In a Tanzanian rice field, families take a break from the harvest to chat and share a joke. The joke today is the mzungu researcher who stands awkwardly, gently sweating under the midday sun, asking if she can interview their children. Their father is bemused but welcoming. He’s curious about the tablet we’re using for the interviews. They don’t teach us about that here, he says, computers are for rich people. Life here is hard, a lot of hard work in the fields or herding cattle. What’s farming like in the UK? I bet a lot of people have tractors or horses, but here we plough by hand. We have horses, I tell him, but people mainly ride them for fun rather than using them for farming. This tickles him. Why on earth would you ride a horse when you could drive in a car?

Family during the rice harvest

Family during the rice harvest

 

There were countless moments like this during my fieldwork, me trying to make sense of Tanzanian society, and people trying to make sense of me and my research. My project collected data on how children and young people aged 7 to 19 divide their time between school, work, and leisure. International policies aim to promote schooling and abolish formal work for children, and generally assume a trade-off between the two activities. However, this dichotomous approach has been criticised on two grounds and my research aims to address some of these problems.

Firstly, policies are based on an ethnocentric understanding of childhood, in which children’s place is assumed to be in school, and their work has little importance. This makes sense in contemporary Western societies, where formal education is necessary for economic and social success, and children’s work is of limited value. However, it ignores the realities of life in developing societies such as Tanzania, where school is risky. Long journeys between home and school, harsh discipline, and a lack of secure jobs make education a high stakes game, with many families unable or unwilling to play. For families still reliant on subsistence agriculture, children’s work is valuable and even vital to household economic security. Additionally, children themselves value working as a way to help their families and gain important skills, as demonstrated by the African Movement of Working Children and Youth’s request that the ‘right to work’ be recognised by UNICEF in their Convention on the Rights of the Child. This more positive view of children’s work receives little attention in policy or the media however.

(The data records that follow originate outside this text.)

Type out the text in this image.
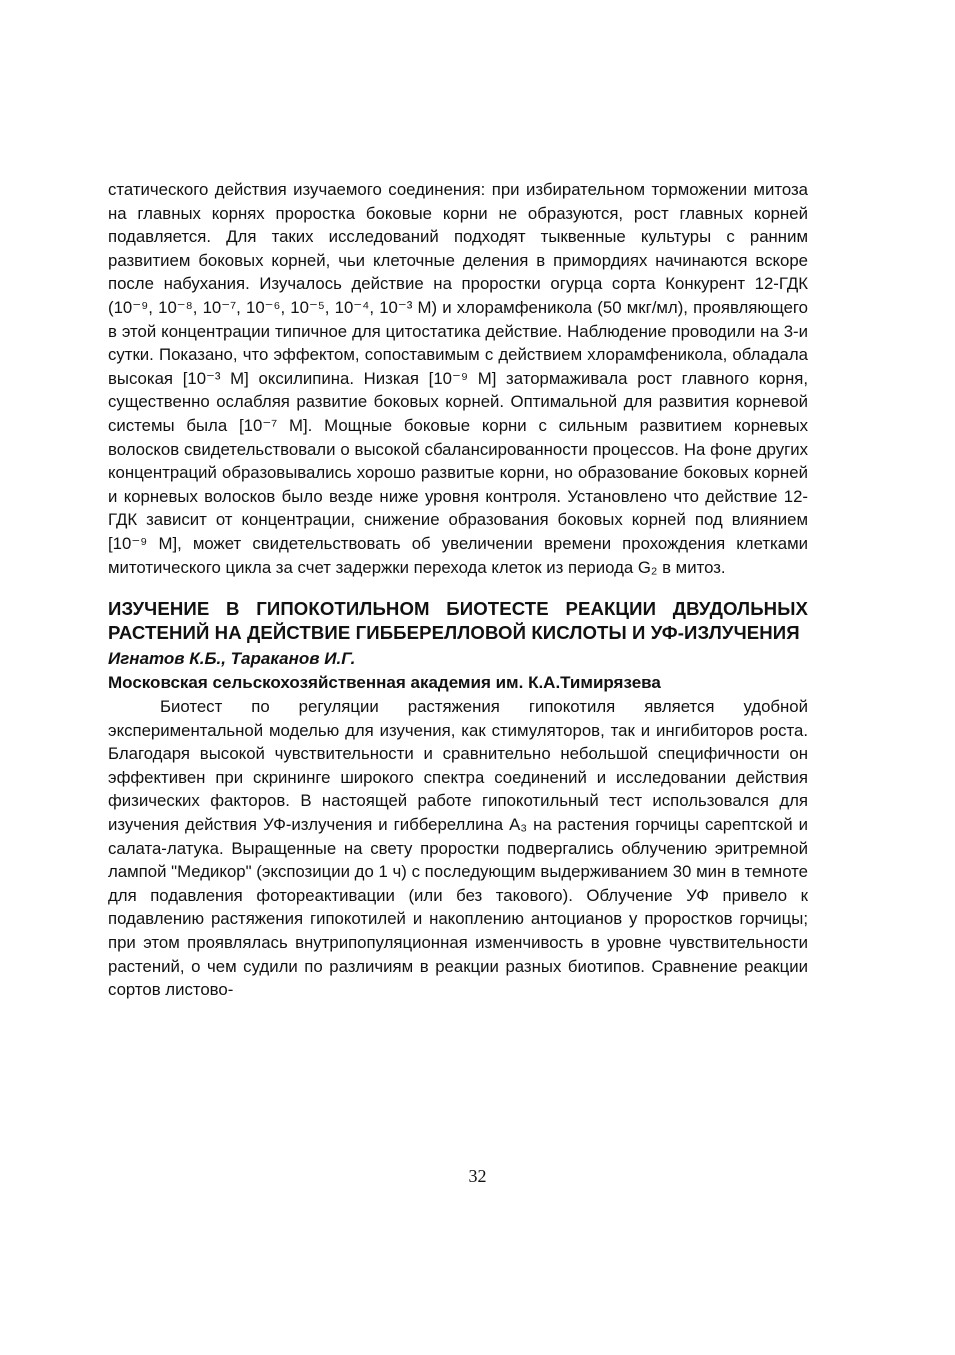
статического действия изучаемого соединения: при избирательном торможении митоза на главных корнях проростка боковые корни не образуются, рост главных корней подавляется. Для таких исследований подходят тыквенные культуры с ранним развитием боковых корней, чьи клеточные деления в примордиях начинаются вскоре после набухания. Изучалось действие на проростки огурца сорта Конкурент 12-ГДК (10⁻⁹, 10⁻⁸, 10⁻⁷, 10⁻⁶, 10⁻⁵, 10⁻⁴, 10⁻³ М) и хлорамфеникола (50 мкг/мл), проявляющего в этой концентрации типичное для цитостатика действие. Наблюдение проводили на 3-и сутки. Показано, что эффектом, сопоставимым с действием хлорамфеникола, обладала высокая [10⁻³ М] оксилипина. Низкая [10⁻⁹ М] затормаживала рост главного корня, существенно ослабляя развитие боковых корней. Оптимальной для развития корневой системы была [10⁻⁷ М]. Мощные боковые корни с сильным развитием корневых волосков свидетельствовали о высокой сбалансированности процессов. На фоне других концентраций образовывались хорошо развитые корни, но образование боковых корней и корневых волосков было везде ниже уровня контроля. Установлено что действие 12-ГДК зависит от концентрации, снижение образования боковых корней под влиянием [10⁻⁹ М], может свидетельствовать об увеличении времени прохождения клетками митотического цикла за счет задержки перехода клеток из периода G₂ в митоз.

ИЗУЧЕНИЕ В ГИПОКОТИЛЬНОМ БИОТЕСТЕ РЕАКЦИИ ДВУДОЛЬНЫХ РАСТЕНИЙ НА ДЕЙСТВИЕ ГИББЕРЕЛЛОВОЙ КИСЛОТЫ И УФ-ИЗЛУЧЕНИЯ

Игнатов К.Б., Тараканов И.Г.

Московская сельскохозяйственная академия им. К.А.Тимирязева

Биотест по регуляции растяжения гипокотиля является удобной экспериментальной моделью для изучения, как стимуляторов, так и ингибиторов роста. Благодаря высокой чувствительности и сравнительно небольшой специфичности он эффективен при скрининге широкого спектра соединений и исследовании действия физических факторов. В настоящей работе гипокотильный тест использовался для изучения действия УФ-излучения и гиббереллина A₃ на растения горчицы сарептской и салата-латука. Выращенные на свету проростки подвергались облучению эритремной лампой "Медикор" (экспозиции до 1 ч) с последующим выдерживанием 30 мин в темноте для подавления фотореактивации (или без такового). Облучение УФ привело к подавлению растяжения гипокотилей и накоплению антоцианов у проростков горчицы; при этом проявлялась внутрипопуляционная изменчивость в уровне чувствительности растений, о чем судили по различиям в реакции разных биотипов. Сравнение реакции сортов листово-

32
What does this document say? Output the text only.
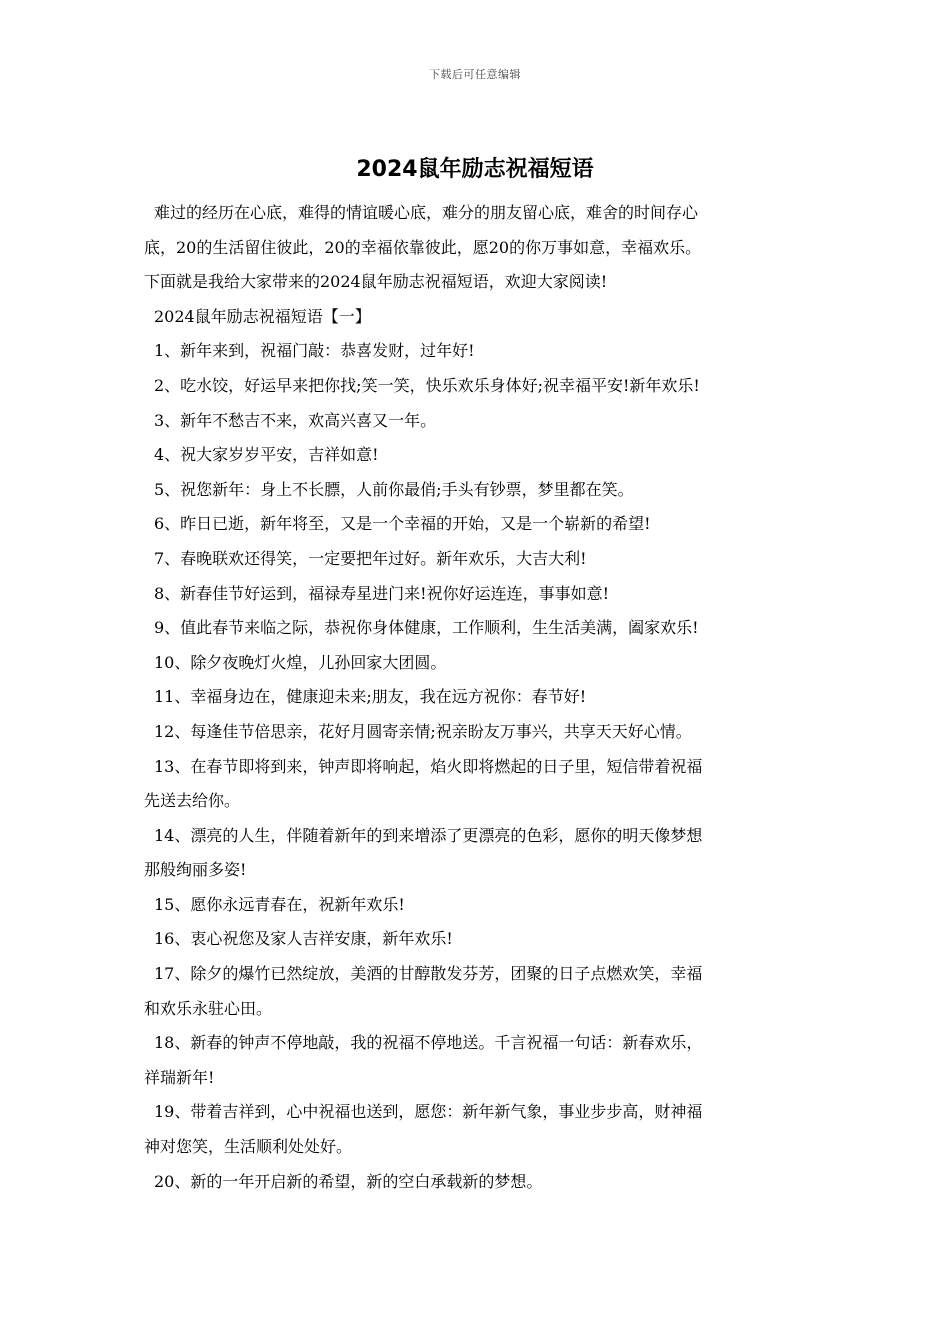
下载后可任意编辑
2024鼠年励志祝福短语

难过的经历在心底，难得的情谊暖心底，难分的朋友留心底，难舍的时间存心

底，20的生活留住彼此，20的幸福依靠彼此，愿20的你万事如意，幸福欢乐。

下面就是我给大家带来的2024鼠年励志祝福短语，欢迎大家阅读!

2024鼠年励志祝福短语【一】

1、新年来到，祝福门敲：恭喜发财，过年好!

2、吃水饺，好运早来把你找;笑一笑，快乐欢乐身体好;祝幸福平安!新年欢乐!

3、新年不愁吉不来，欢高兴喜又一年。

4、祝大家岁岁平安，吉祥如意!

5、祝您新年：身上不长膘，人前你最俏;手头有钞票，梦里都在笑。

6、昨日已逝，新年将至，又是一个幸福的开始，又是一个崭新的希望!

7、春晚联欢还得笑，一定要把年过好。新年欢乐，大吉大利!

8、新春佳节好运到，福禄寿星进门来!祝你好运连连，事事如意!

9、值此春节来临之际，恭祝你身体健康，工作顺利，生生活美满，阖家欢乐!

10、除夕夜晚灯火煌，儿孙回家大团圆。

11、幸福身边在，健康迎未来;朋友，我在远方祝你：春节好!

12、每逢佳节倍思亲，花好月圆寄亲情;祝亲盼友万事兴，共享天天好心情。

13、在春节即将到来，钟声即将响起，焰火即将燃起的日子里，短信带着祝福

先送去给你。

14、漂亮的人生，伴随着新年的到来增添了更漂亮的色彩，愿你的明天像梦想

那般绚丽多姿!

15、愿你永远青春在，祝新年欢乐!

16、衷心祝您及家人吉祥安康，新年欢乐!

17、除夕的爆竹已然绽放，美酒的甘醇散发芬芳，团聚的日子点燃欢笑，幸福

和欢乐永驻心田。

18、新春的钟声不停地敲，我的祝福不停地送。千言祝福一句话：新春欢乐，

祥瑞新年!

19、带着吉祥到，心中祝福也送到，愿您：新年新气象，事业步步高，财神福

神对您笑，生活顺利处处好。

20、新的一年开启新的希望，新的空白承载新的梦想。
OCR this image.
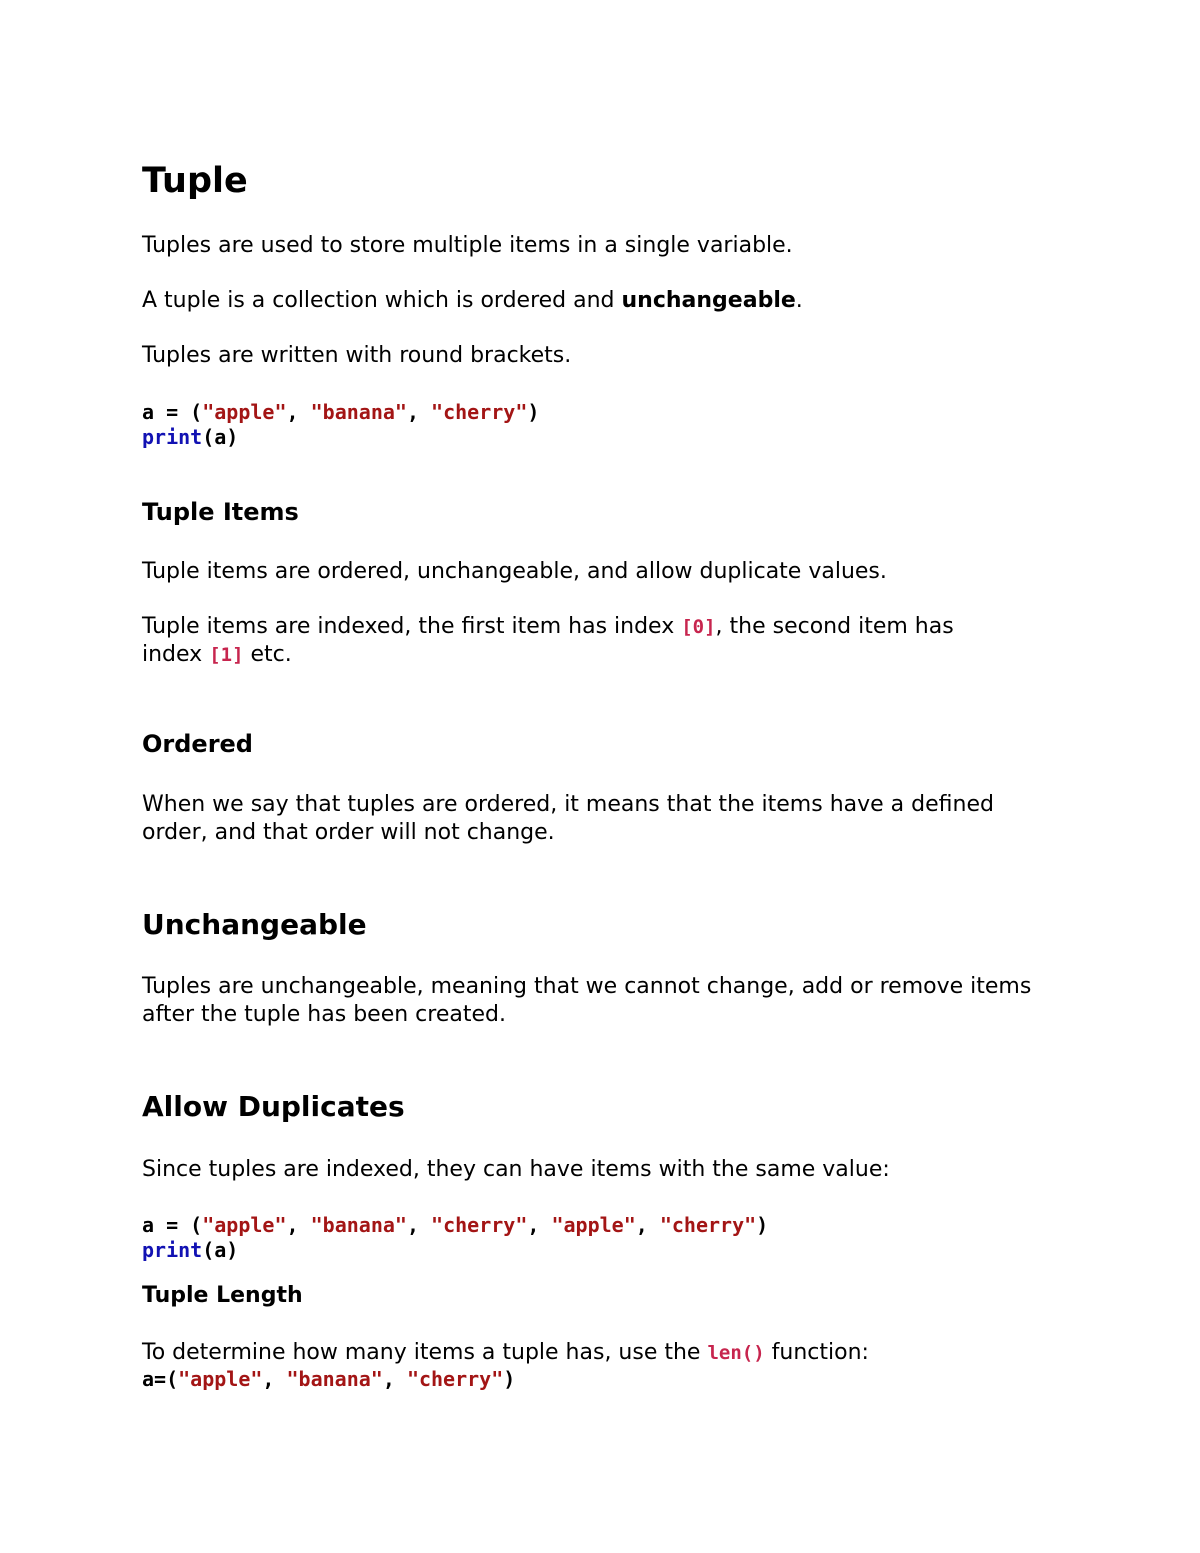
Tuple

Tuples are used to store multiple items in a single variable.

A tuple is a collection which is ordered and unchangeable.

Tuples are written with round brackets.

a = ("apple", "banana", "cherry")
print(a)
Tuple Items

Tuple items are ordered, unchangeable, and allow duplicate values.

Tuple items are indexed, the first item has index [0], the second item has
index [1] etc.
Ordered
When we say that tuples are ordered, it means that the items have a defined
order, and that order will not change.
Unchangeable
Tuples are unchangeable, meaning that we cannot change, add or remove items
after the tuple has been created.
Allow Duplicates

Since tuples are indexed, they can have items with the same value:

a = ("apple", "banana", "cherry", "apple", "cherry")
print(a)
Tuple Length
To determine how many items a tuple has, use the len() function:
a=("apple", "banana", "cherry")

The second criticism is that a discourse focusing on the negatives of children’s work leads to unhelpful definitions and data. The majority of working children do household chores and work on family farms, yet there is little data on how these activities interact with school attendance. According to International Labour Organisation definitions, over a quarter of the children I interviewed are child labourers. However, this statistic would make little sense to those who participated in my study. Most of these children are also attending school, and it is seen as children’s responsibility to help their families. Working on the farm or doing chores is an important part of growing up and gaining respect within the community, and gives children complementary skills to those they gain in school.

My research derives from studies within evolutionary anthropology and demography, which have highlighted the benefits of children’s work. By collecting data on children’s time allocation to all activities, I aim to present a more nuanced consideration of the relationship between work, school and leisure. This more critical approach matters because making sense of developing societies according to our own standards is unfair, and stigmatises families who must make difficult decisions. It is also important to challenge assumptions, which can prove to be incorrect. I found that girls actually spend more time in school than boys, yet also contribute more productive work to their households. Girls seem to manage this by sacrificing leisure time. This echoes the ‘double shift’ faced by many women in Western societies, who face expectations that they will both work and shoulder the burden of household chores. Achieving equality in education and the workplace is important, but a shift in focus towards challenging gender stereotypes may be needed to achieve gender equality at home as well.

Re-evaluating what constitutes a ‘good’ childhood could also be useful in making sense of issues in our own societies. We are facing a crisis of childhood obesity and children’s mental health, yet continue to require developing countries to aim for Western-style childhoods. A childhood with more responsibility and worth beyond academic achievement, as well as more physical activity, could help to bolster children’s self-esteem and health. Recognising that we can learn from other societies, rather than seeking to impose our own ideals of childhood, could be beneficial for everyone.